Coldcuts: And then, (.) we like- if these two [[points to two smaller circles]] came at once, then like I put a skull right here [[gestures to smaller circle]] and then I put uh, an X right here [[gestures to other remaining smaller circle]] to tell Darkresolve to SAP that thing?

Coldcuts: And then like that would be down for like ten seconds or whatever and then this one [[puts X thru smaller circle on R]] would be out cuz we’d kill it.

Coldcuts: Then we’d come around [[draws line on board from group to L smaller circle]] and get that thing and that’d be dead and then we go [[draws line from L area to R area]] A:::LL the way over here, and-

Darkwalker: -and attack the (xxx XX xxx).-

Coldcuts: -and this [just went] bam bam bam bam bam bam [[draws Xs thru smaller circle]]

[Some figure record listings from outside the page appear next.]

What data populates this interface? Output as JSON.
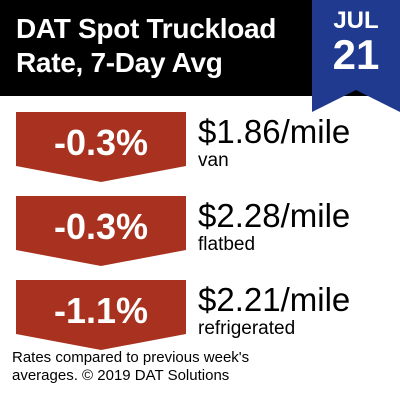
{
  "header": {
    "title_line1": "DAT Spot Truckload",
    "title_line2": "Rate, 7-Day Avg"
  },
  "date": {
    "month": "JUL",
    "day": "21"
  },
  "rates": [
    {
      "change": "-0.3%",
      "price": "$1.86/mile",
      "type": "van"
    },
    {
      "change": "-0.3%",
      "price": "$2.28/mile",
      "type": "flatbed"
    },
    {
      "change": "-1.1%",
      "price": "$2.21/mile",
      "type": "refrigerated"
    }
  ],
  "footnote": {
    "line1": "Rates compared to previous week's",
    "line2": "averages. © 2019 DAT Solutions"
  },
  "colors": {
    "header_bg": "#000000",
    "date_flag": "#1f3a8f",
    "badge": "#a8321f"
  }
}
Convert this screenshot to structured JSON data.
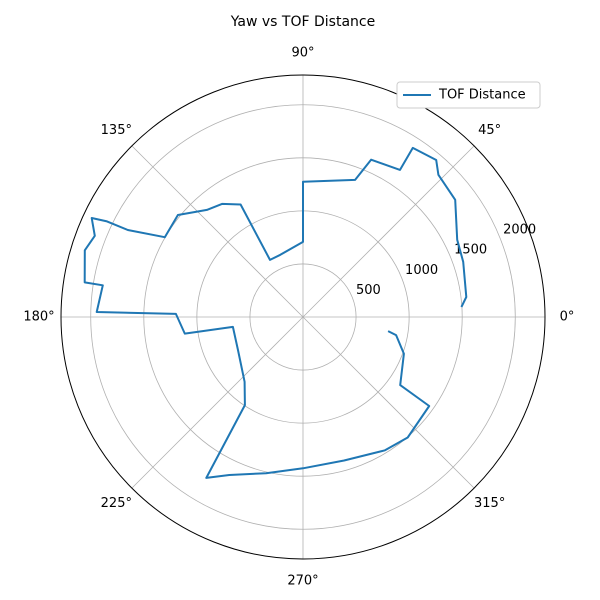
{
  "chart_data": {
    "type": "polar",
    "title": "Yaw vs TOF Distance",
    "series": [
      {
        "name": "TOF Distance",
        "color": "#1f77b4",
        "x": [
          3.6,
          7,
          19,
          26.6,
          37.6,
          46.4,
          49.7,
          57,
          56.6,
          66.6,
          69.2,
          90,
          90,
          110,
          120,
          119,
          125.6,
          131.9,
          140.8,
          150,
          153.6,
          154,
          154.9,
          158.7,
          163,
          171,
          171,
          178.6,
          178.6,
          188,
          188,
          207,
          228,
          236.6,
          239,
          245,
          256.7,
          270,
          286,
          301.6,
          311,
          324.8,
          325,
          340,
          349,
          350.6
        ],
        "values": [
          1495,
          1550,
          1596,
          1625,
          1810,
          1850,
          1940,
          1900,
          1660,
          1615,
          1382,
          1274,
          708,
          624,
          621,
          1212,
          1311,
          1356,
          1521,
          1504,
          1843,
          2055,
          2198,
          2105,
          2150,
          2082,
          1910,
          1944,
          1198,
          1125,
          667,
          687,
          822,
          994,
          1768,
          1642,
          1512,
          1425,
          1406,
          1474,
          1504,
          1455,
          1118,
          1012,
          894,
          813
        ]
      }
    ],
    "ylim": [
      0,
      2280
    ],
    "yticks": [
      500,
      1000,
      1500,
      2000
    ],
    "xticks": [
      {
        "value": 0,
        "label": "0°"
      },
      {
        "value": 45,
        "label": "45°"
      },
      {
        "value": 90,
        "label": "90°"
      },
      {
        "value": 135,
        "label": "135°"
      },
      {
        "value": 180,
        "label": "180°"
      },
      {
        "value": 225,
        "label": "225°"
      },
      {
        "value": 270,
        "label": "270°"
      },
      {
        "value": 315,
        "label": "315°"
      }
    ],
    "grid": true,
    "legend": "upper right"
  }
}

Coldcuts: Then [we go all the way [[draws loop from R to center big circle]]

Constance: [Nice. Why- Why not go- why not walk straight in front of the boss?

Coldcuts: Cuz he'd come and get us.

Coldcuts: This [[draws line straight in front of boss]] is a NO NO [[draws X thru line]]

Coldcuts: Then we come right here [[draws arrow from bottom R corner to boss in top L corner]] after we get ALL of those [[gestures to small Xed our circles]], then we come right here [[gestures to big circle]] and then we just ATTACK him.[draws X to big circle]

(group rumble)

Constance: Okay, what- what if we all- why not ha::ve each person pick one of the adds to take down themselves?=

Coldcuts: =because not everyone can HANDLE an add.

Steamroller: °I can°.

Coldcuts: That’s why we have uh- tanks to take those for them while they help the tank to stay alive?

Constance: Right.

Darkwalker: Exactly, I can.

((group rumble))

Constance: So, raise your hand if you’re a mage.

Coldcuts: A mah-jay.

Steamroller: A mah-jay? A mah-jay. Can I be (matrashey the mage?)

Coldcuts: You’re not a mage=

Constance: =I mean- Guys? What we’re doing right now is called debriefing, right? So what we’re trying to figure out is what worked, what didn’t work, so we can TRY and do this instance again.

Constance: So, MAGE. I’ve never played a mage. Honestly. I’ve only been a healer. So as a MAGE, when you look at this scenario, right? Coldcuts just walked through like the basic fundamental strategy of doing a boss with add-ons. So, when you’re a mage, how do you approach that problem?